I was six-years-old the first time someone asked me what I wanted to be in life. I still remember my answer. I want to be a fairy-princess bus driver, I responded. Notably, I said that with full confidence, and of course I earned some laughs; but what was I supposed to say? A data scientist? I didn’t know any better. All I knew was that I liked fairies and princesses and all the bus drivers I had ever met back then were lovely. So, I just combined them all. However, I was told by the adults around me that my intelligence was far beyond aspiring to be a mythical being or an “ordinary” bus driver. I could be anything, they said.
And that definitely stressed me out.
I began to stress because I started to internalize how there was always so much expected from me at a young age. Though, the inclination of my future career endeavors mostly came from my extended family members rather than my parents. My sharp tongue was apparently unusual for a girl to have in Bangladeshi culture, so I was suddenly destined to become the family lawyer, according to members of my family.

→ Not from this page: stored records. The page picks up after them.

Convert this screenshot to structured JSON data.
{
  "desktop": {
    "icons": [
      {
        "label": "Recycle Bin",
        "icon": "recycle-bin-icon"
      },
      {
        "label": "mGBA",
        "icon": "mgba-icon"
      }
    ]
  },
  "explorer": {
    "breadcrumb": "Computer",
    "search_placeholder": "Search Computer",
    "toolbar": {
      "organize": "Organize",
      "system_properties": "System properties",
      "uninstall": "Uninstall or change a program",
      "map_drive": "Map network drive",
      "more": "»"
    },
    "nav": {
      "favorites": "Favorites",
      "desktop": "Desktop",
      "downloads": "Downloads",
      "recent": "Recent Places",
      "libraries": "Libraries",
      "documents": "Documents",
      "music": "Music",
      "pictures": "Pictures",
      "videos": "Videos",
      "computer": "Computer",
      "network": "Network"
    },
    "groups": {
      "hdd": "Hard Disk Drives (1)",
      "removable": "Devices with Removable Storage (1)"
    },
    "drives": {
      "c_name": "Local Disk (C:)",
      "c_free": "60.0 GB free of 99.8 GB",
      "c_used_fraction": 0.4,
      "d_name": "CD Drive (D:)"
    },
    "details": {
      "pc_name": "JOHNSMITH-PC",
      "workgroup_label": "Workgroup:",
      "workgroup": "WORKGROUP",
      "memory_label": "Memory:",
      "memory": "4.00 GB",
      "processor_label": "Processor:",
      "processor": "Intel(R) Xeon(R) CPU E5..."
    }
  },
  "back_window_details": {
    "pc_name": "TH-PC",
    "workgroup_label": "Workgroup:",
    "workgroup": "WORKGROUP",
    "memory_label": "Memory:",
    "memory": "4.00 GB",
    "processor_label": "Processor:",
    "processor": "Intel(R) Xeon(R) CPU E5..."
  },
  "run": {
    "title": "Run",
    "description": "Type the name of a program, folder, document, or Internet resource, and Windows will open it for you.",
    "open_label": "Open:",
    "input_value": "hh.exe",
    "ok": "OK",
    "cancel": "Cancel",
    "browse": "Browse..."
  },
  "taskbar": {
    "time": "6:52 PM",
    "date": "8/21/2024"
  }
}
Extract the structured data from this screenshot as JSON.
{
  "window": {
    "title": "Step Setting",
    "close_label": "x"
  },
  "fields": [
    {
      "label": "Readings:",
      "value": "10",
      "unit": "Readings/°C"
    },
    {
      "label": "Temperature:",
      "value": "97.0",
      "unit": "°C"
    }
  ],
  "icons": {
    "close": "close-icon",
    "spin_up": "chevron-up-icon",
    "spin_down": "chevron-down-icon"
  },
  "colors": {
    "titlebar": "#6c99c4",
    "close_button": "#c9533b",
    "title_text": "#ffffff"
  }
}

At the same time, I was also really good at art, so they suggested I should become an architect. But how could I forget to mention my love of technology, which led to everyone believing I would be the first female engineer in the family. To sum up my point, there were a lot of expectations pinned on me and it was not enjoyable being on the receiving end of other people’s projections. Especially while combining all the impossible expectations I already had for myself.
After realizing that a fairy-princess bus driver was not quite a plausible career path, I started looking into other options. I’ve always loved fashion. Even now, I would love to be a fashion designer. That dream diminished, however, when my weight was pointed out by those whose counsel and advice I sought out regarding how to make my dream a reality as well as how difficult it is to join the industry without the proper funds.
So, I changed career projections again. When I was eight, I then realized my love for writing and wanted to become a journalist. But I quickly went through another change of career option when I found that I did, in fact, want to be an engineer. I loved machines, whether it was taking them apart or learning the inner mechanics of how they worked. I adored learning about machines, just not science- the very lessons I needed to take on engineering at a degree level.
What did I want to be next? Well, I’m an artsy soul; in turn, I wanted to be a graphic designer. I did graphic design at A-Level and enjoyed it very much. Although, what I didn’t enjoy was my graphics teacher who would constantly put me down for my preferred style of art by calling it “gothic” and “outdated.” All of which, brought me back to my love of writing, the one thing that has never failed me. I went to a university to receive a BA in English Literature and Creative Writing and an MA in International Journalism.
However, what differing career burdens mimicked from childhood haunt me into adulthood? Finding a job.
I’m more than aware that being an intelligible young girl came as a shock to many members of my extended family who never, unfortunately, had the chance to complete their education. Perhaps that is the reason they pinned all their hopes and dreams onto me. However, I somewhat feel like I missed out on various aspects of my childhood because I was too busy trying to find what could make me become the “greatest” or “most accomplished” kid in the family.
What’s worse is that I can feel the repetition from my childhood of trying to choose a solid and lucrative career path happening in my twenties. And while I should now be having fun trying to figure life out, most days I stay away from friends and family, applying to job after job and slipping deeper into anxiety. I also know I’m not the only one who feels like this. A friend I have, who is around 3-years older than me, is going through the same thing I am. One of my acquaintances is stuck in a job she doesn’t enjoy simply because it pays the bills.
I can’t speak for other cultures, but here’s what I know about Bangladeshi culture: girls, particularly ambitious ones, must have their lives sorted out by 25 with a job, orderly finances, and assets, etc. After that, according to our elders, we get old and no man will ever want us. I’ve heard people use ‘expiry date’ when a woman ages because she faces the possibility of being less fertile. What on earth is a woman without a family? Well, every bit still a woman.
The non-progressive Bangladeshi mentality pushes women to have achieved everything they must in order to be successful by their mid-twenties, so they can spend the rest of their lives pleasing their spouse and his family. So many of us spend so much time and energy worrying about how time is slipping through our fingertips. As a result, the vast majority of us then feel as though our twenties were just a blur of tears and failure.
Although my parents do not push me to live with these oppressive life burdens, I can’t help but feel the pressure radiating off of my extended family members. Even my friends sometimes voice their concerns for me and my future projections in life. Sadly, even though I am not physically forced to stay in this trap of life insecurity at such a young age, I remain here as a part of the tradition.